En revanche, une fois que j’ai eu tout ce que je voulais de Sil’dih, j’ai arrêté de le faire. Je n’y ai pas touché depuis. Pourquoi aurais-je? Il n’y a rien d’autre dont j’ai besoin ou envie. C’est un surplus par rapport à mes besoins. Et même si cela n’a pas réduit mon temps de jeu, il a signifiait qu’il ne s’est pas retrouvé dans une rotation hebdomadaire régulière pour moi pendant quelques mois.

Vous aurez peut-être du mal à dire que cela signifie simplement que vous pouvez passer votre temps de jeu à faire autre chose. Mais pour certaines personnes, cela signifie moins de temps passé à jouer au jeu. Et pour ces gens, ils auront l’impression qu’il y a moins à faire parce qu’il y a moins de choses qu’ils ont faire.
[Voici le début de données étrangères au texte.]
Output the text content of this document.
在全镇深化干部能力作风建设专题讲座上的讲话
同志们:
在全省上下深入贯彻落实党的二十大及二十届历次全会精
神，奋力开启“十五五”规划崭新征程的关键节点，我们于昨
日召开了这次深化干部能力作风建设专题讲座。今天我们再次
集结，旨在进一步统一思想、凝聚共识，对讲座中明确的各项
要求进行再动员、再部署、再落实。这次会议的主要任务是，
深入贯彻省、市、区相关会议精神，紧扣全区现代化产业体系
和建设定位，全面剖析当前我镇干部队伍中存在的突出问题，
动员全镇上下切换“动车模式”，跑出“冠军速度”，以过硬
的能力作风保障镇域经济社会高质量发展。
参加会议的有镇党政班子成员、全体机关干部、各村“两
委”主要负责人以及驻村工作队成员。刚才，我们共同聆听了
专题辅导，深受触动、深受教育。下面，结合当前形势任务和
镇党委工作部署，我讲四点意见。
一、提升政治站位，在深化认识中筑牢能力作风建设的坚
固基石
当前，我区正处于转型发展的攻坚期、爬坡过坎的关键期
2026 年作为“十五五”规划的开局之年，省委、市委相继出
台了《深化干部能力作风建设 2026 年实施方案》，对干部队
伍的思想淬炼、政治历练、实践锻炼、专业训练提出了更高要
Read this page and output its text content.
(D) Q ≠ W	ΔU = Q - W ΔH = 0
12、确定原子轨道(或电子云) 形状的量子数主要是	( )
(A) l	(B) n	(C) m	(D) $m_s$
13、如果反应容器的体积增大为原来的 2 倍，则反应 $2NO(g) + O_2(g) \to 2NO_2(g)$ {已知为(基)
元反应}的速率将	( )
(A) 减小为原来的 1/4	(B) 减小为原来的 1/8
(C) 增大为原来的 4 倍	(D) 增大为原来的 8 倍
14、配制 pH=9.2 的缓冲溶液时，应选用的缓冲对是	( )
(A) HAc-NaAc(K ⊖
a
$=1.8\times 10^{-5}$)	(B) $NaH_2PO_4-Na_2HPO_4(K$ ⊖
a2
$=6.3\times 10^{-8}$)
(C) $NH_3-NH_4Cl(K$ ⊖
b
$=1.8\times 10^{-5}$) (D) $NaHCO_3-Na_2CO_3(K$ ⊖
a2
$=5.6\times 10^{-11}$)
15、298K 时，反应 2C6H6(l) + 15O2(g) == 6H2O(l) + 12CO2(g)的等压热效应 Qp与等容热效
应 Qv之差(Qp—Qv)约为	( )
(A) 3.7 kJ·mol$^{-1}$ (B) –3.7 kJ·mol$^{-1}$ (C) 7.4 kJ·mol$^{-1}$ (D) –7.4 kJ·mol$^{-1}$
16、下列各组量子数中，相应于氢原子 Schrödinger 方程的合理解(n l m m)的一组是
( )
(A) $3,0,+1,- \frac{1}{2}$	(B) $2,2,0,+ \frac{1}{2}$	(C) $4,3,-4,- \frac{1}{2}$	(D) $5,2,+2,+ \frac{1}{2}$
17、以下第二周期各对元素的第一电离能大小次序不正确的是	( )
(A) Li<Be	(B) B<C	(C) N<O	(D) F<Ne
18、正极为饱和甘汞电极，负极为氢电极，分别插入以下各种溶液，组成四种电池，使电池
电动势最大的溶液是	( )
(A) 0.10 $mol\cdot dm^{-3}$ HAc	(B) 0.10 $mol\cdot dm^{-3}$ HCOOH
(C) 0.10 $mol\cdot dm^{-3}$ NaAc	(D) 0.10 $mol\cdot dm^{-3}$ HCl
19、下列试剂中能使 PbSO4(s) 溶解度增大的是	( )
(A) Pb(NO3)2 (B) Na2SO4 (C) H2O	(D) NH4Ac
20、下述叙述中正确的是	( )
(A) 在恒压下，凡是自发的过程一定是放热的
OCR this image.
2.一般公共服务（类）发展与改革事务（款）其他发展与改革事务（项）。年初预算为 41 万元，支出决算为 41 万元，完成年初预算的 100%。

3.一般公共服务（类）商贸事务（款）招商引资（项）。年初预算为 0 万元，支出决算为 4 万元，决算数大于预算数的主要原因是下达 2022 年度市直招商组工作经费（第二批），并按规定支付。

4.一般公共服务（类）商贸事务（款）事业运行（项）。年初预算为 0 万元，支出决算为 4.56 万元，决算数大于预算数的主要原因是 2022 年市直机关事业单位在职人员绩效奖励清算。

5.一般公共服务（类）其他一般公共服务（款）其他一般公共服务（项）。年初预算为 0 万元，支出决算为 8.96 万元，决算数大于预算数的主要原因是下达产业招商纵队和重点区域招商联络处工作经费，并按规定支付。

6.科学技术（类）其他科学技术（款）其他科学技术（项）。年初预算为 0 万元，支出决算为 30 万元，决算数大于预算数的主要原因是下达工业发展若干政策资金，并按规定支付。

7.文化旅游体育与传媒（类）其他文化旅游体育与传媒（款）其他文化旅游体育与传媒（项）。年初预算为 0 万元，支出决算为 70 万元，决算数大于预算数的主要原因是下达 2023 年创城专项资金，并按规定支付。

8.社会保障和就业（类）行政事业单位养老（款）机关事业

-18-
Et ces gens n’ont pas tort. Ils n’ont pas en quelque sorte échoué à comprendre comment le jeu est censé être joué. Jouer tout en vous engageant principalement dans les activités requises ne signifie pas que vous faites une erreur ; cela signifie simplement que vous préférez jouer à un jeu avec une liste de tâches définie. C’est une façon valable de jouer à un jeu, et c’est même avantageux si vous partagez votre temps entre un tas de tâches différentes. Cela signifie simplement que si la liste des tâches diminue, votre engagement aussi… et que vous pourriez avoir l’impression que le jeu a soudainement beaucoup moins à faire.

Mon sentiment personnel est que réduire la liste des tâches obligatoires est finalement une bonne chose. Mais cela ne signifie pas qu’il n’y a pas d’effets secondaires, et si vous jouez pour les tâches… eh bien, vous les avez perdues. C’est vrai.

C’est aussi pourquoi il est important de comprendre la différence entre les réponses émotionnelles et les réponses factuelles, mais c’est une toute autre discussion.

Les commentaires, comme toujours, sont les bienvenus dans les commentaires ci-dessous ou par courrier à eliot@massivelyop.com. La semaine prochaine, je veux jeter un autre regard sur Bozja parce que cette chronique m’a fait réfléchir. Qu’est-ce qui vaut la peine d’être tiré de ce contenu et qu’est-ce qui ne l’est pas ?

La civilisation nymienne a accueilli une immense quantité de connaissances et d’apprentissage, mais une grande partie a été perdue pour les habitants d’Éorzéa. Cela n’empêche pas Eliot Lefebvre de scruter Final Fantasy XIV chaque semaine dans Wisdom of Nym, hébergeant des guides, des discussions et des opinions sans la moindre trace de rancœur.